Remembering Dr. Martin Luther King Jr.
Every year on the third Monday in January we have a day dedicated to honoring Martin Luther King Jr.
A civil rights activist and leader in the movement to end racial segregation in the United States, Martin Luther King was assassinated in 1968. Shortly after his death, a campaign was started to dedicate his birthday (January 15th) a federal holiday in his honor. But making MLK Day a holiday became yet another long battle that took years to become official, and this battle would not be fought by Dr. King, but by his widow, Coretta.
After Martin’s death Coretta Scott King became determined to have her husband’s birthday honored nationwide. Coretta immediately took action. She founded The Martin Luther King Jr. Center; became leader of The King Holiday campaign; launched King Holiday petitions that contained over 6 million signatures nationwide and testified before congress in behalf of The King Holiday Bill.
In 1980 world acclaimed musician Stevie Wonder released “Happy Birthday” a song commemorating Dr. King and exhorting the holiday in his honor. The song brought even more attention to the bill and more people began to urge it's passing.

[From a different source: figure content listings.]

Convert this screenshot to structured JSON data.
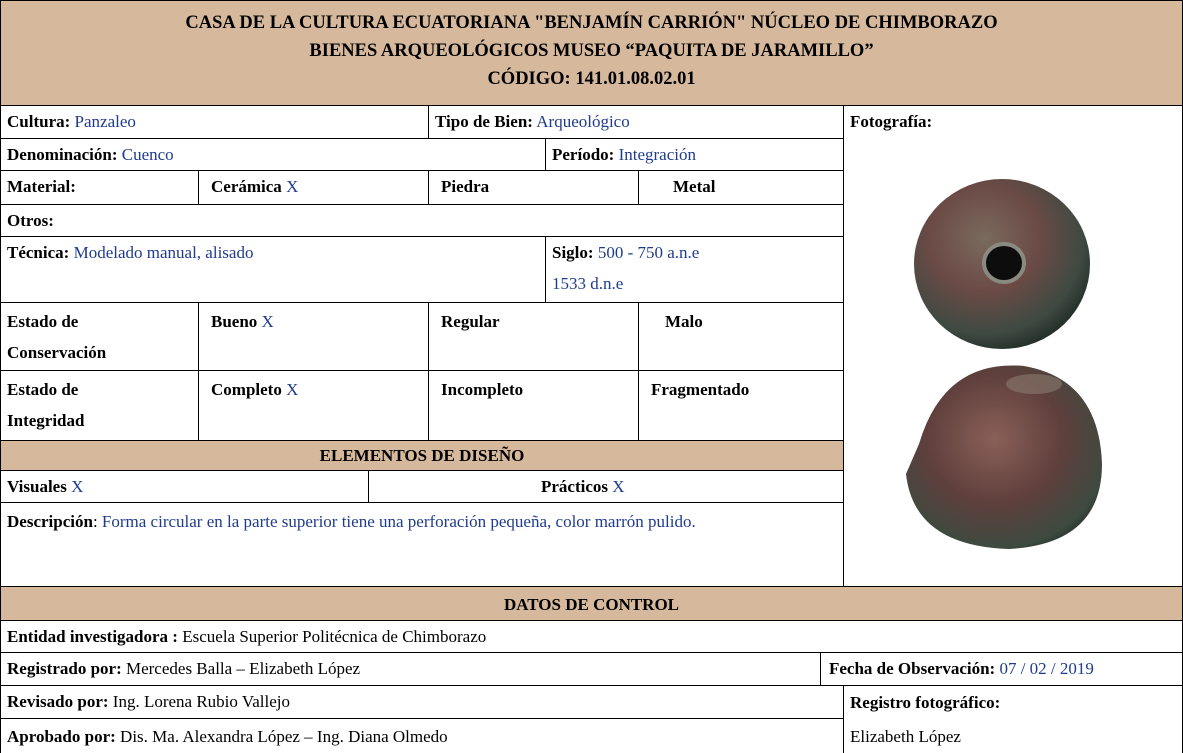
{
  "header": {
    "lines": [
      "CASA DE LA CULTURA ECUATORIANA \"BENJAMÍN CARRIÓN\" NÚCLEO DE CHIMBORAZO",
      "BIENES ARQUEOLÓGICOS MUSEO “PAQUITA DE JARAMILLO”",
      "CÓDIGO: 141.01.08.02.01"
    ]
  },
  "form": {
    "cultura": {
      "label": "Cultura:",
      "value": "Panzaleo"
    },
    "tipo_bien": {
      "label": "Tipo de Bien:",
      "value": "Arqueológico"
    },
    "fotografia": "Fotografía:",
    "denominacion": {
      "label": "Denominación:",
      "value": "Cuenco"
    },
    "periodo": {
      "label": "Período:",
      "value": "Integración"
    },
    "material": {
      "label": "Material:",
      "options": [
        {
          "label": "Cerámica",
          "mark": "X"
        },
        {
          "label": "Piedra"
        },
        {
          "label": "Metal"
        }
      ]
    },
    "otros": "Otros:",
    "tecnica": {
      "label": "Técnica:",
      "value": "Modelado manual, alisado"
    },
    "siglo": {
      "label": "Siglo:",
      "values": [
        "500 - 750 a.n.e",
        "1533 d.n.e"
      ]
    },
    "conservacion": {
      "label": [
        "Estado de",
        "Conservación"
      ],
      "options": [
        {
          "label": "Bueno",
          "mark": "X"
        },
        {
          "label": "Regular"
        },
        {
          "label": "Malo"
        }
      ]
    },
    "integridad": {
      "label": [
        "Estado de",
        "Integridad"
      ],
      "options": [
        {
          "label": "Completo",
          "mark": "X"
        },
        {
          "label": "Incompleto"
        },
        {
          "label": "Fragmentado"
        }
      ]
    },
    "elementos_title": "ELEMENTOS DE DISEÑO",
    "visuales": {
      "label": "Visuales",
      "mark": "X"
    },
    "practicos": {
      "label": "Prácticos",
      "mark": "X"
    },
    "descripcion": {
      "label": "Descripción",
      "value": "Forma circular en la parte superior tiene una perforación pequeña, color marrón pulido."
    }
  },
  "control": {
    "title": "DATOS DE CONTROL",
    "entidad": {
      "label": "Entidad investigadora :",
      "value": "Escuela Superior Politécnica de Chimborazo"
    },
    "registrado": {
      "label": "Registrado por:",
      "value": "Mercedes Balla – Elizabeth López"
    },
    "fecha": {
      "label": "Fecha de Observación:",
      "value": "07 / 02 / 2019"
    },
    "revisado": {
      "label": "Revisado por:",
      "value": "Ing. Lorena Rubio Vallejo"
    },
    "registro_fotografico": {
      "label": "Registro fotográfico:",
      "value": "Elizabeth López"
    },
    "aprobado": {
      "label": "Aprobado por:",
      "value": "Dis. Ma. Alexandra López – Ing. Diana Olmedo"
    }
  }
}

31 years later, on June 7th 1999, Governor Jean Shaheen of New Hampshire became the final governor to sign The King Holiday legislation, making Martin Luther King Day a national holiday in all 50 states.
Today we should highlight and celebrate the life and accomplishments of Martin Luther King Jr. by encouraging others to reflect on his principles and his message. This year more so than ever, with recent unfortunate events occurring around the world, it’s extremely important for us to remember what Dr. King fought so hard to achieve; nonviolent social change and racial equality.